Незаметно наступил вечер. Под потолком вспыхнули огоньки люстр. Электрола умолкла. На сцене появились музыканты.
Блаженно улыбаясь, я смотрел на Василия и его друзей. Еле ворочая языком, я произнес:
— Все-таки как хорошо ты живешь! Я рад, Василек, что у тебя так много товарищей и все уважают тебя.
Он поднял бокал и сказал:
— Будет и у тебя такая жизнь, Пауль! Только во всем слушайся меня. Ведь мы с тобой как братья! Факт!

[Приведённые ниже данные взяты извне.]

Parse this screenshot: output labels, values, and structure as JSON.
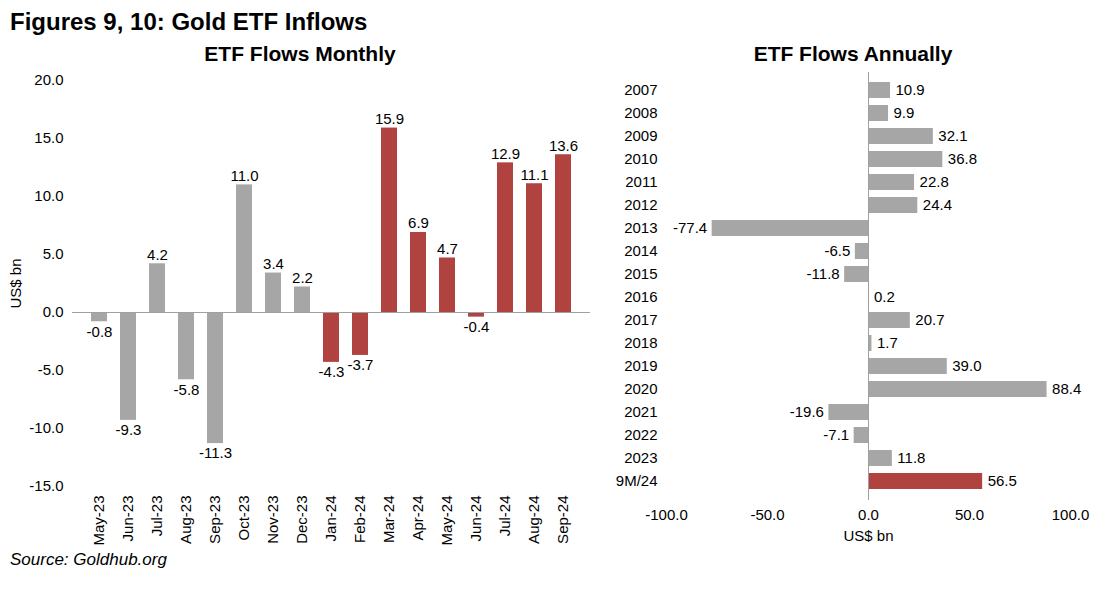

— Это верно, — согласился я, уже не обижаясь за «Пауля».
Белобрысый Эдуард заорал ковбойскую песню. Василии хлопнул Эдуарда по плечу, налил себе и мне виски, встал:
— Друзья! Это мой брат. Завтра сам хозяин примет его, и он войдет в наше братство кондоров. Факт. Поэтому, включая его в кондоры, выпьем за него.
Ганс дернул Василия за рукав, показывая глазами на соседний столик, но Василий разошелся вовсю:
— Будем пить да гулять, все равно свободы не видать!
Хотя я не понял, что это за кондоры и какой свободы не видать, но тоже растроганно чокался со всеми.
Ночью я вернулся в гостиницу, подошел к окну.
На Джеймсе светились пароходные огоньки. Они трепетно отражались в черноте воды. Где-то свистел буксир. В высоте летел светлячок-самолет, а ниже вспыхивала реклама виргинского табака.
Я присел на подоконник, в раздумье глядя на набережную. Вот и прошел первый день самостоятельной жизни. Встретился с другом. Молодец все-таки Василий! Но странно, почему он ни разу не обмолвился о прошлом? Даже о Настеньке ни слова. Неужели позабыл? Или не хочет тревожить себя воспоминаниями… И ни разу не заговорил о России. Разве он не думает возвращаться на Родину? Поживем — увидим.
3
Василий пришел в девятом часу утра, подтянутый а свежий, будто и не упился ночью.
— Павел! Поздравляю тебя! — загремел он с порога. — Ты понравился полковнику. Собирайся живее.